Поскольку мы провели вместе столько времени, я думаю, что знаю его лучше всех. Мы вместе многим переболели, перестрадали, много натерпелись друг от друга. И я тогда очень переживал из-за этого, переживал и злился. Но когда читаешь, как создавалось то или другое великое кино, становится понятно, что так было всегда. Когда люди делают что-то настоящее или очень серьезное, они ссорятся. Потому что ищут правильное решение. Я не вмешивался в постановочный процесс, естественно, я вмешивался только в связанное с Руматой. У меня было свое ощущение Руматы, у Германа свое. И вот чтобы эта смычка произошла, приходилось проходить иногда очень болезненный путь. И конечно, у меня есть определенные... нет, не претензии, а пожелания. Что-то я бы сделал чуть-чуть по-другому, чего-то мне там не хватает... ‹…›
‹…› когда у Руматы после гибели Ари сносит крышу и он идет кромсать черных? Сама резня в фильме не показана. Только результат — горы трупов. И вот мне не хватает момента перехода — я хотел бы видеть, как Румата превращается в своего антипода, для того чтобы потом опять прийти в себя. Чтобы зрители понимали, до чего можно довести даже бога. Во что превращается любое живое существо, если оно долго находится внутри всего этого. А может быть, это самая гениальная придумка Германа... ‹…›
Я в одном интервью все-таки сформулировал, о чем кино: это Библия от Германа, хотя на съемках никакого такого пафоса не было. Но он написал свой свод законов человеческого общежития. И попытался найти причинно-следственную связь, почему люди такие. Попытался, но не нашел. Почему они такие? Из фильма неясно. Просто — вот такие. Как данность. И, наверное, это одно из самых мрачных произведений в кино вообще.

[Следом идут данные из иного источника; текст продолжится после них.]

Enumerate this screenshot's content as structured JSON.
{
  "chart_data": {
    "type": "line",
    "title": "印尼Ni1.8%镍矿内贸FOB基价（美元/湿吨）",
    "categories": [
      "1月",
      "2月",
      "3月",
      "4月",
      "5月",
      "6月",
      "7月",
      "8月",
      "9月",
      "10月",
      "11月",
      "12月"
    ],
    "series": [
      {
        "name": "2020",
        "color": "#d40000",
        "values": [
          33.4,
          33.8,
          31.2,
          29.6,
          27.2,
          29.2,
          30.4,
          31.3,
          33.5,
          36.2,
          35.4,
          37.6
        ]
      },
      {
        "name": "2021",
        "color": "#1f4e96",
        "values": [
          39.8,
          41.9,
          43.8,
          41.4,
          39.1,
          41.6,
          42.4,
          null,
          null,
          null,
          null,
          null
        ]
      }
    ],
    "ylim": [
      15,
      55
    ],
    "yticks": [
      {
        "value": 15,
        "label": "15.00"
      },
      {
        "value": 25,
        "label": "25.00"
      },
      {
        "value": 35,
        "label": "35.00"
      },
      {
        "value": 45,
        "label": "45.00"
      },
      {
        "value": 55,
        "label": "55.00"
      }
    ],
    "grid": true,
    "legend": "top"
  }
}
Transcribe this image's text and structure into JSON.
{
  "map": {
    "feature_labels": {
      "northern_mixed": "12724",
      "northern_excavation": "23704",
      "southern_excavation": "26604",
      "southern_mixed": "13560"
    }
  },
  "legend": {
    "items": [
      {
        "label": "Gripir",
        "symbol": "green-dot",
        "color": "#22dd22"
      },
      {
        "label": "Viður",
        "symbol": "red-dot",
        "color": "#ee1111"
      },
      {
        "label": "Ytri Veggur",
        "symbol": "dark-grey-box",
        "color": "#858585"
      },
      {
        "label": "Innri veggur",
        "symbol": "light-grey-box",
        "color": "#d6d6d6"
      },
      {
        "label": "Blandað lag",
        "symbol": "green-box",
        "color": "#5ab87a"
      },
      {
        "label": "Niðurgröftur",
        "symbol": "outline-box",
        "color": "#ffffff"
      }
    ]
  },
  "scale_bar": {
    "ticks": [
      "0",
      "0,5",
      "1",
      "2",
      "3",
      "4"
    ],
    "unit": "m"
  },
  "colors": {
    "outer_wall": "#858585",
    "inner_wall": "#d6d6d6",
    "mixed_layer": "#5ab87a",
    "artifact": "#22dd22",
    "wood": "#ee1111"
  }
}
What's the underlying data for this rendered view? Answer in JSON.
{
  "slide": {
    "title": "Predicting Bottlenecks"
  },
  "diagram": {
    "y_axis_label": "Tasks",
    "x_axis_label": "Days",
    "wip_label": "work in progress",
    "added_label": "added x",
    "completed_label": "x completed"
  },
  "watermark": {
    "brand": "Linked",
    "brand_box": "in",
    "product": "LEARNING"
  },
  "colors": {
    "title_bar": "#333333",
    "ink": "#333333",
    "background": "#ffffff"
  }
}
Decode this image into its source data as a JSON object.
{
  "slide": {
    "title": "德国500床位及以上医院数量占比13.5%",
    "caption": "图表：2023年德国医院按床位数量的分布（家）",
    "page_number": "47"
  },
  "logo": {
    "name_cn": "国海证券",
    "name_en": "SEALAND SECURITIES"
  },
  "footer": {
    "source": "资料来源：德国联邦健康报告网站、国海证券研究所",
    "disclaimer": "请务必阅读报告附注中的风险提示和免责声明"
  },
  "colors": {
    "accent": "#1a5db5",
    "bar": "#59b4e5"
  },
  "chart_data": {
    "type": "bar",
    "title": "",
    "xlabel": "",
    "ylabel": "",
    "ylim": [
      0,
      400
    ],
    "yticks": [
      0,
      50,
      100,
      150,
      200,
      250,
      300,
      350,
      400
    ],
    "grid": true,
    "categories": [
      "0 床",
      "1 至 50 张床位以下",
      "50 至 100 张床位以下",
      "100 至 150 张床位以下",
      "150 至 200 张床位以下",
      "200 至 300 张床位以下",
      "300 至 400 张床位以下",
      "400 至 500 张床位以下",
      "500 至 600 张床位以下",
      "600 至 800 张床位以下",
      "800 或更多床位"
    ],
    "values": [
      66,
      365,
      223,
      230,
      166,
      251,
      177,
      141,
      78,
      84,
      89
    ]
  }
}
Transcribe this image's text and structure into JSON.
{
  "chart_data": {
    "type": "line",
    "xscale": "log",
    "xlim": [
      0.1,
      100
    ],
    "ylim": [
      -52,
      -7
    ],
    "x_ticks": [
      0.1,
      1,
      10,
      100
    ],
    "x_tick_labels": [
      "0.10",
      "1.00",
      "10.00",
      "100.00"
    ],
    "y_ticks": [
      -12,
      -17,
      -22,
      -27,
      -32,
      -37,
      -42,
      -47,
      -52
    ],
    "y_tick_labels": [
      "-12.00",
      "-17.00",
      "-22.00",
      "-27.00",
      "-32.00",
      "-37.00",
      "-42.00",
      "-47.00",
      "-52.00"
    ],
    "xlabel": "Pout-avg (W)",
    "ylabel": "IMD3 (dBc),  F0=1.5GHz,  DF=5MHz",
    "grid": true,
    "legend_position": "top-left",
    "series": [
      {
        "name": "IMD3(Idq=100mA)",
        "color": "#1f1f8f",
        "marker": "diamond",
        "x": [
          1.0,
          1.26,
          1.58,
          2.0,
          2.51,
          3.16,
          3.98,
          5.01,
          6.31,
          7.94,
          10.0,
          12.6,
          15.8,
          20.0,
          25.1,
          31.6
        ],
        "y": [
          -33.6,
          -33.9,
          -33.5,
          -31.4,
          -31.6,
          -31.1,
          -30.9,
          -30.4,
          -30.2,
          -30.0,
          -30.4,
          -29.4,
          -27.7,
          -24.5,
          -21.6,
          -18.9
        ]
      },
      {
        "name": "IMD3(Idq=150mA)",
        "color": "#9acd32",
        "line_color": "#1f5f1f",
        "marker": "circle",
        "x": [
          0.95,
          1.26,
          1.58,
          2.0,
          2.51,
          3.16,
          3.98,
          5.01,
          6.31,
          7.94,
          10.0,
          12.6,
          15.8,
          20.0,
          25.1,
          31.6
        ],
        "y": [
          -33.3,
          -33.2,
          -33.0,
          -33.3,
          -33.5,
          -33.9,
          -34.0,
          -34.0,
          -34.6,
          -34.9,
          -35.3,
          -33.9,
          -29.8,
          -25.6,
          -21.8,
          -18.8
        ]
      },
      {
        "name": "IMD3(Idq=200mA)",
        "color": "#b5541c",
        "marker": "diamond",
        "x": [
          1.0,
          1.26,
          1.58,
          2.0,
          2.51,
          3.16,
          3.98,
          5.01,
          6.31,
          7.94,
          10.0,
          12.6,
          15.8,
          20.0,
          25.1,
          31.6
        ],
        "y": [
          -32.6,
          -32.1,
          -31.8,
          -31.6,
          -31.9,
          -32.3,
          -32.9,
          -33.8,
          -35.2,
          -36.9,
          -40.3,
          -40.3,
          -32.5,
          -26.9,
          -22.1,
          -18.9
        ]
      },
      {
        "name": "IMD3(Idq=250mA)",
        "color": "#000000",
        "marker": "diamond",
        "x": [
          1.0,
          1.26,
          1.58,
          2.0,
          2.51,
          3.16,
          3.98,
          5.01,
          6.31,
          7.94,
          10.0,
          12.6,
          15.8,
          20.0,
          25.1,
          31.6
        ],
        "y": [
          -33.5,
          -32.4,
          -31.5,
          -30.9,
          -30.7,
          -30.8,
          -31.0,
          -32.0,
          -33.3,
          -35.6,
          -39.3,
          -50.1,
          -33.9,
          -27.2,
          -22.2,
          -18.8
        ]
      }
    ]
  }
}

Конечно, кино не зрительское. Зритель сегодня не хочет смотреть кино без хеппи-энда. А Герман же все еще усугубил. У Стругацких Румата хоть возвращается на Землю. А здесь вообще непонятно, что произошло в финале. Румата перевозит какие-то трупы. Чьи? Людей, которых он потерял? Нет ответа, нет финальной точки. Есть просто диагноз, поставленный человечеству: если все будет идти так, как идет, перспектив у нас никаких. ‹…›
Вот в 2000–2001 все считали, что я играю Путина, что Герман снимает фильм про Путина, что Путин — прототип Руматы. И только потом я ответил себе: на самом деле я играю Германа, просто Герман выглядит как Ярмольник.
Ярмольник Л. После черных приходит режиссер [Интервью Василия Корецкого] // Русский репортер. 2014. Февраль.